HIGHLY visible police patrols are set to be carried out to deter criminal and terrorist activity.

National operation Project Servator starts in Colchester today.

It will see deployments of officers undertaken at unpredictable times to create maximum impact.

Among the techniques used by officers - who will be both uniformed and plain clothed - will include Automatic Number Plate Recognition technology, police dogs and armed officers.

Police will also work with security staff, retailers and Colchester Council’s zone teams.

Chief Inspector Jon Hayter said: “Project Servator has been a highly successful visible policing tactic across the country and we have in-depth experience having used the tactic elsewhere in Essex.

“These tactics are not being deployed in response to a specific threat but will mean a more enhanced and strategic approach to protecting Colchester.

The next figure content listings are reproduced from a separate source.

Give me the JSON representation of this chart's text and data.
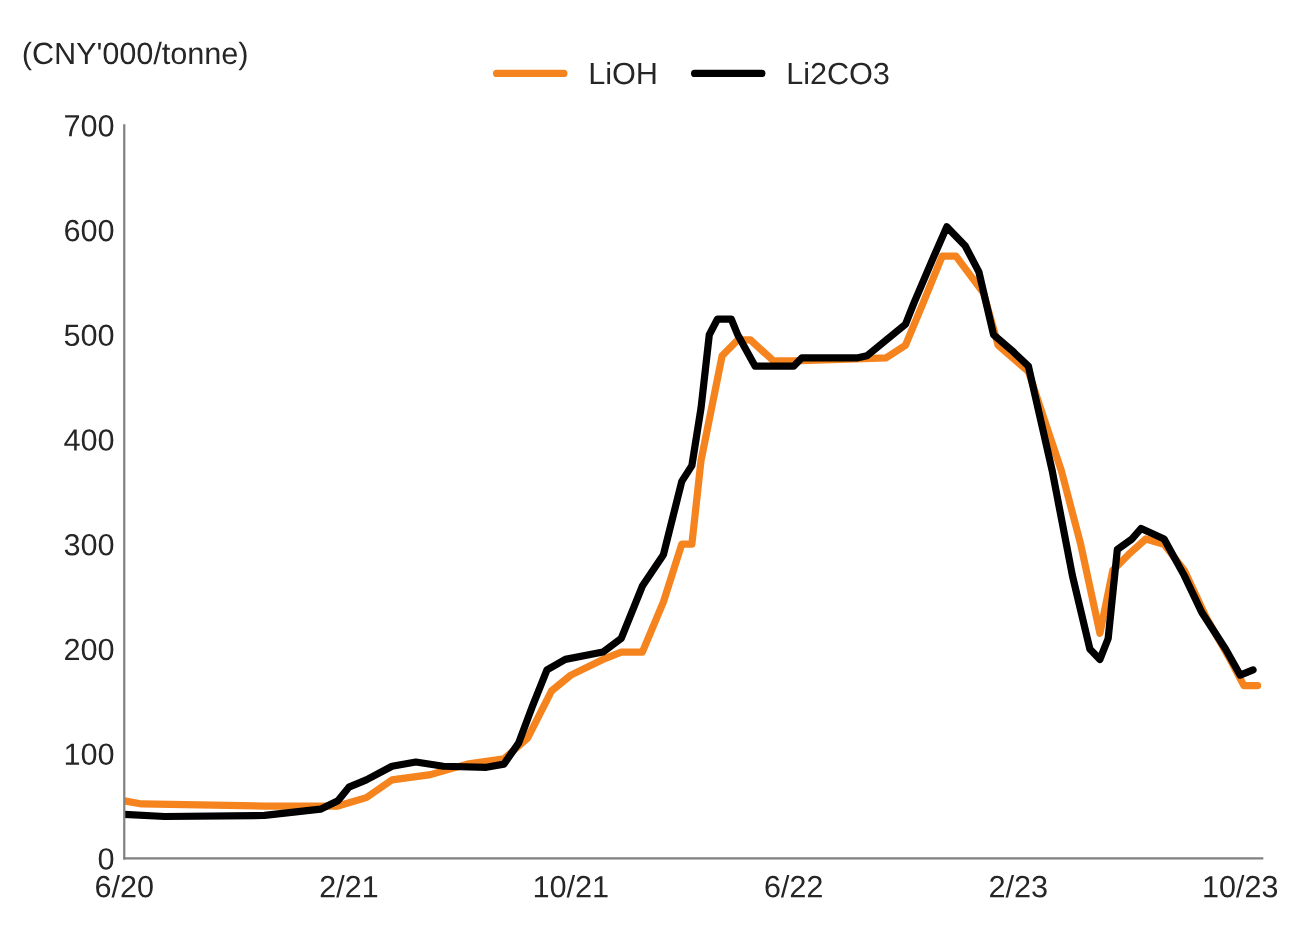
{
  "chart_data": {
    "type": "line",
    "ylabel": "(CNY'000/tonne)",
    "ylim": [
      0,
      700
    ],
    "yticks": [
      0,
      100,
      200,
      300,
      400,
      500,
      600,
      700
    ],
    "xlim": [
      "2020-06-01",
      "2023-10-25"
    ],
    "xticks": [
      {
        "value": "2020-06-01",
        "label": "6/20"
      },
      {
        "value": "2021-02-01",
        "label": "2/21"
      },
      {
        "value": "2021-10-01",
        "label": "10/21"
      },
      {
        "value": "2022-06-01",
        "label": "6/22"
      },
      {
        "value": "2023-02-01",
        "label": "2/23"
      },
      {
        "value": "2023-10-01",
        "label": "10/23"
      }
    ],
    "grid": false,
    "legend": "top",
    "marker": "none",
    "line_style": "solid",
    "series": [
      {
        "name": "LiOH",
        "color": "#f5841f",
        "x": [
          "2020-06-01",
          "2020-06-20",
          "2020-11-01",
          "2021-01-20",
          "2021-02-20",
          "2021-03-20",
          "2021-05-01",
          "2021-06-10",
          "2021-07-20",
          "2021-08-15",
          "2021-09-10",
          "2021-10-01",
          "2021-11-05",
          "2021-11-25",
          "2021-12-18",
          "2022-01-10",
          "2022-01-30",
          "2022-02-10",
          "2022-02-20",
          "2022-03-15",
          "2022-04-01",
          "2022-04-15",
          "2022-05-10",
          "2022-06-01",
          "2022-09-10",
          "2022-10-01",
          "2022-10-20",
          "2022-11-10",
          "2022-11-25",
          "2022-12-25",
          "2023-01-10",
          "2023-02-12",
          "2023-03-01",
          "2023-03-20",
          "2023-04-10",
          "2023-05-01",
          "2023-05-15",
          "2023-06-01",
          "2023-06-20",
          "2023-07-10",
          "2023-08-01",
          "2023-08-25",
          "2023-09-20",
          "2023-10-05",
          "2023-10-20"
        ],
        "values": [
          55,
          52,
          50,
          50,
          58,
          75,
          80,
          90,
          95,
          115,
          160,
          175,
          190,
          197,
          197,
          245,
          300,
          300,
          380,
          480,
          495,
          495,
          475,
          475,
          478,
          490,
          530,
          575,
          575,
          540,
          490,
          465,
          420,
          370,
          300,
          215,
          275,
          290,
          305,
          300,
          275,
          230,
          190,
          165,
          165
        ]
      },
      {
        "name": "Li2CO3",
        "color": "#000000",
        "x": [
          "2020-06-01",
          "2020-07-15",
          "2020-11-01",
          "2021-01-01",
          "2021-01-20",
          "2021-02-01",
          "2021-02-20",
          "2021-03-20",
          "2021-04-15",
          "2021-05-15",
          "2021-07-01",
          "2021-07-20",
          "2021-08-05",
          "2021-08-20",
          "2021-09-05",
          "2021-09-25",
          "2021-11-05",
          "2021-11-25",
          "2021-12-18",
          "2022-01-10",
          "2022-01-30",
          "2022-02-10",
          "2022-02-20",
          "2022-03-01",
          "2022-03-10",
          "2022-03-25",
          "2022-04-01",
          "2022-04-20",
          "2022-06-01",
          "2022-06-10",
          "2022-08-10",
          "2022-08-20",
          "2022-09-10",
          "2022-10-01",
          "2022-10-10",
          "2022-11-01",
          "2022-11-15",
          "2022-12-05",
          "2022-12-20",
          "2023-01-05",
          "2023-01-25",
          "2023-02-12",
          "2023-02-25",
          "2023-03-10",
          "2023-04-01",
          "2023-04-20",
          "2023-05-01",
          "2023-05-10",
          "2023-05-20",
          "2023-06-05",
          "2023-06-15",
          "2023-07-10",
          "2023-08-01",
          "2023-08-20",
          "2023-09-15",
          "2023-10-01",
          "2023-10-15"
        ],
        "values": [
          42,
          40,
          41,
          47,
          55,
          68,
          75,
          88,
          92,
          88,
          87,
          90,
          110,
          145,
          180,
          190,
          197,
          210,
          260,
          290,
          360,
          375,
          430,
          500,
          515,
          515,
          500,
          470,
          470,
          478,
          478,
          480,
          495,
          510,
          530,
          575,
          603,
          585,
          560,
          500,
          485,
          470,
          420,
          370,
          270,
          200,
          190,
          210,
          295,
          305,
          315,
          305,
          270,
          235,
          200,
          175,
          180
        ]
      }
    ]
  }
}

“The deployments will use cutting-edge tactics to build on our existing safety measures and capabilities in the town.

“One of the key elements of Project Servator is unpredictability, so don’t be surprised if you see a visible police presence pop up at various times and locations across Colchester using different resources.

“The national threat level remains at ‘severe’ which means that an attack is highly likely and Colchester has a considerable military presence.

“A similar operation is currently running in York which has many similarities to Colchester in terms of that military link.

“Our officers are here to keep people safe and I need people to speak to us if they have any concerns.

“You can play an important role by being vigilant and reporting any suspicious behaviour either to an officer or by calling 101.

“In an emergency of course people need to dial 999.”

Colchester Council’s public safety Mike Lilley (Lab) said: “Initiatives like Project Servator are a great way of reassuring people, especially as a garrison town, that we are not sitting on our laurels but are committed to continuing keeping them safe and a clear message to those thinking of committing any crime.”